Delaying allocation of RAVE stats to the point of first use appears to have made a reasonable difference on occupancy for Skirmish.

Under the old scheme, in the time it took to fill the node pool from 16% -> 84%, heap usage rose from 825MB to 2,861MB. That's a rate of 30MB per 20,000 nodes.

Under the new scheme, in the time it took to fill the node pool from 16% -> 85%, heap usage rose from 532MB -> 1,724MB. That's a rate of 17MB per 20,000 nodes.

Slightly lower iteration rate with the new code, but well within the noise level.

I was still seeing lots of (short) GC and was very near my PC RAM limit because I various other things running. Not sure that this is really resolved yet. Will need to check out some longer runs.

arr28 commented 9 years ago

My player played another 4 matches since the new transposition table added on the 20th June (3 matches on the 29th June and 1 on 1st July). All showed lots of small early GC activity, then dying away to nothing most of the time but a few massive spikes (3s - 7s). Very similar to the graphs at the top of this page, but GC spikes were less frequent. One of them caused a missed turn.

I was also playing with a larger max. heap size for these games (some 5GB, some 6GB compared to 4GB in the past).

Disappointingly, the large GC spikes were managing to free a significant chunk of heap (~700MB a pop, coming very roughly 4 mins apart). That indicates that we're producing significant quantities of garbage.

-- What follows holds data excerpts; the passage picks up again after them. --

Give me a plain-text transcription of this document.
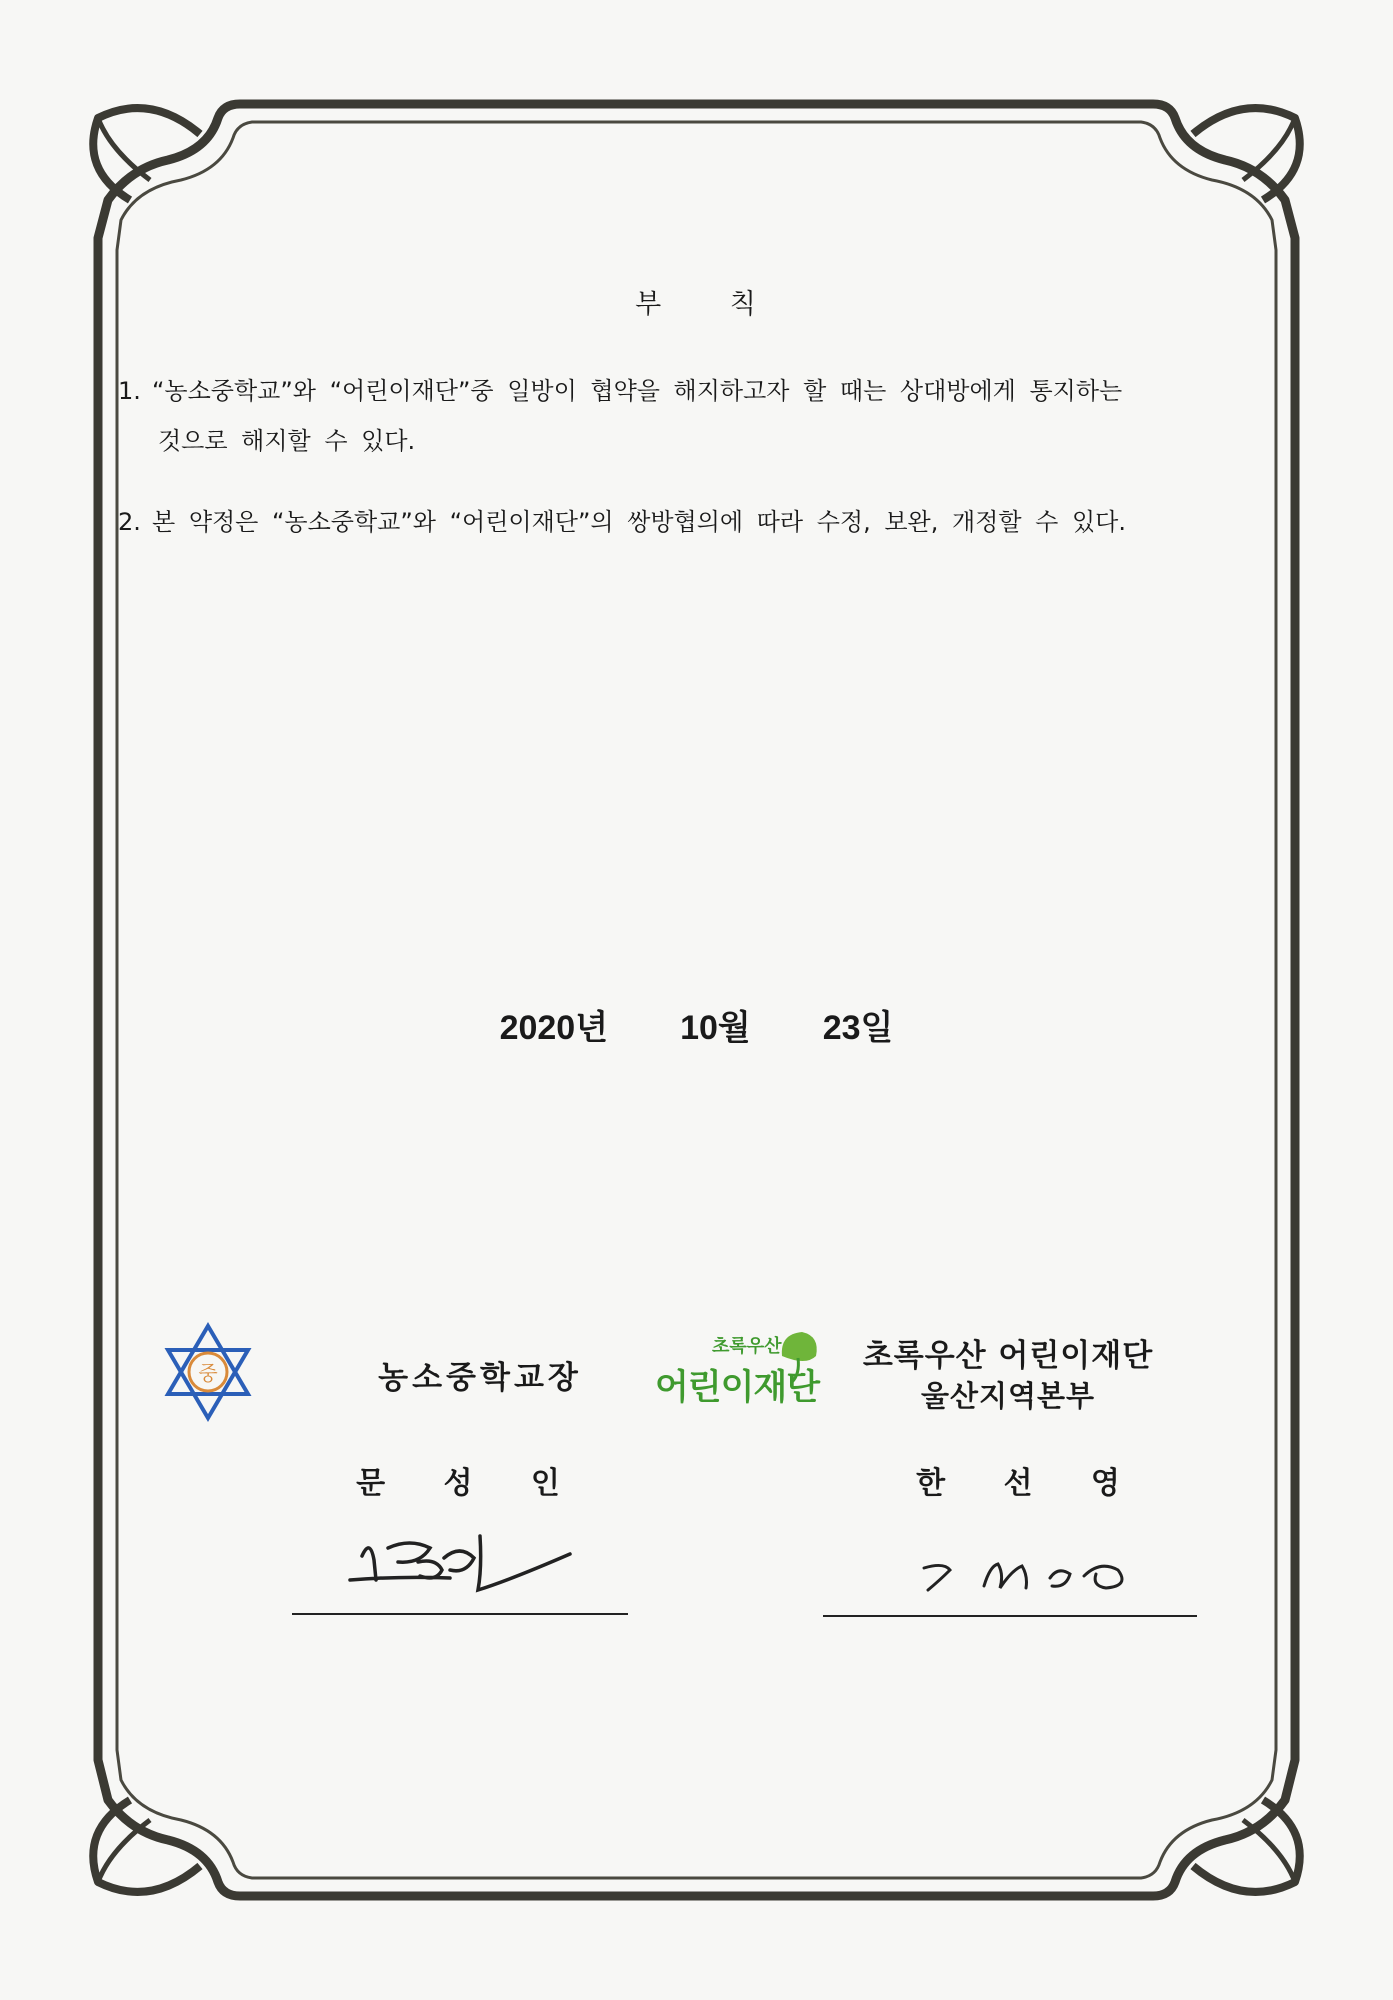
부 칙
1. “농소중학교”와 “어린이재단”중 일방이 협약을 해지하고자 할 때는 상대방에게 통지하는
것으로 해지할 수 있다.
2. 본 약정은 “농소중학교”와 “어린이재단”의 쌍방협의에 따라 수정, 보완, 개정할 수 있다.
2020년 10월 23일
중	농소중학교장
문 성 인
초록우산
어린이재단
초록우산 어린이재단
울산지역본부
한 선 영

arr28 commented 9 years ago

Not good enough yet. Still seeing a single spike of 2-3s GC approximately every 7 mins, which did cause a (single) deadline miss for 1 of the last 5 games played.

The GC attempts are reducing the heap by just over 1GB each time.

arr28 commented 9 years ago

Untagging for IGGPC15 since this doesn't really cause problems on Steve's machine. Putting up to P1 for afterwards.

arr28 commented 5 years ago

I now have a machine with more RAM, so lowering priority of this.